Can anyone help me understand what size polarizer I need?
A cheap 0.43× wide angle converter will not warrant buying a polariser for. The polariser would be more expensive than the converter (and the converter gives a comparatively low quality image).
Additionally, the main use case of a polariser is to remove light of a particular polarisation. However, a wide angle scene more often than not features a flurry of different polarisation grades and directions. You'll get reflections and dispersions removed at different levels throughout the scene; for example, showing a darkened blue of the sky that considerably differs in darkness across the scene.
Answered by user95069 on January 3, 2021
65mm threads are not a standard thread size for lens filters. This means you'll have a very difficult time finding a thread-on filter (any filter) for your wide-converter.
There are slide-in filters (e.g.
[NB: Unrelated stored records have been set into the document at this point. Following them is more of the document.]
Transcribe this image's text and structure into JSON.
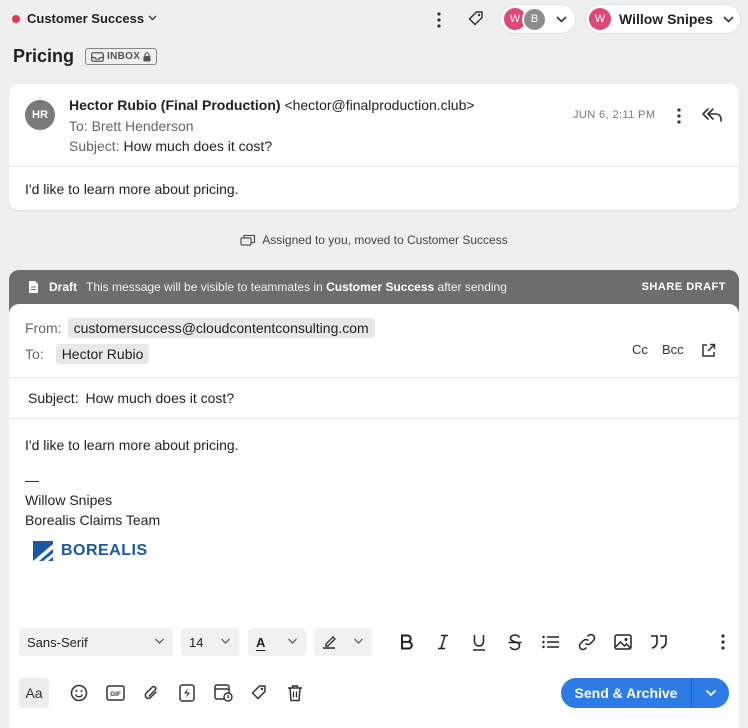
{
  "topbar": {
    "team_name": "Customer Success",
    "team_dot_color": "#e3384f",
    "participants": [
      {
        "initial": "W",
        "color": "#e0457b"
      },
      {
        "initial": "B",
        "color": "#8d8d8d"
      }
    ],
    "user": {
      "initial": "W",
      "name": "Willow Snipes",
      "color": "#e0457b"
    }
  },
  "conversation": {
    "title": "Pricing",
    "badge": "INBOX"
  },
  "message": {
    "avatar_initials": "HR",
    "from_name": "Hector Rubio (Final Production)",
    "from_email": "<hector@finalproduction.club>",
    "to_line": "To: Brett Henderson",
    "subject_label": "Subject:",
    "subject": "How much does it cost?",
    "date": "JUN 6, 2:11 PM",
    "body": "I'd like to learn more about pricing."
  },
  "event": {
    "text": "Assigned to you, moved to Customer Success"
  },
  "draft": {
    "label": "Draft",
    "note_prefix": "This message will be visible to teammates in",
    "note_team": "Customer Success",
    "note_suffix": "after sending",
    "share_label": "SHARE DRAFT",
    "from_label": "From:",
    "from_value": "customersuccess@cloudcontentconsulting.com",
    "to_label": "To:",
    "to_value": "Hector Rubio",
    "cc_label": "Cc",
    "bcc_label": "Bcc",
    "subject_label": "Subject:",
    "subject_value": "How much does it cost?",
    "body_line": "I'd like to learn more about pricing.",
    "sig_dash": "—",
    "sig_name": "Willow Snipes",
    "sig_team": "Borealis Claims Team",
    "logo_text": "BOREALIS",
    "brand_color": "#1a58a8"
  },
  "toolbar": {
    "font_family": "Sans-Serif",
    "font_size": "14",
    "text_color_glyph": "A",
    "aa_label": "Aa",
    "send_label": "Send & Archive",
    "send_color": "#2d7be5"
  }
}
Lee Filters, Cokin, etc.) that slide into an adapter, but again, even the filter holder needs an adapter ring that matches the thread size of the lens and you don't have a standard thread size ... hence no pre-made adapter rings are available.
Lee Filters does offer custom-made adapter rings in any thread size ... but custom adapters are going to be expensive. You may prefer to eliminate the wide-angle converter and go with a lens that offers the focal length you want (and it would have standard thread sizes to accept filters).
It is also possible to get custom-machined step-up adapters for threaded filters offered in standard sizes. E.g. if you want to mount say, a 77mm thread-on filter onto your 65mm thread size, you buy a 65 to 77mm "step-up" ring.
Both step-up rings and slide-in filters have the benefit that you can buy one size filters (large enough to fit the largest lens you own) and then get step-up rings (or adapter rings for slide-in filters) for any smaller lens sizes you own (avoiding the cost of buying a circular polarizing filter in every lens size you might eventually own.)
I offer the "custom" adapters as a solution to your direct question (because you asked how to get a filter to fit wide-converter), but if it were my money, I wouldn't go with the custom solution. I'd get rid of the wide-converter (for a lot of reasons... quality, metering accuracy, focus accuracy/reliability, etc.). They are usually ... not great. Part of the point of owning a camera with detachable lenses is that you can get a lens to fit your needs rather than using one lens and use focal length adapters.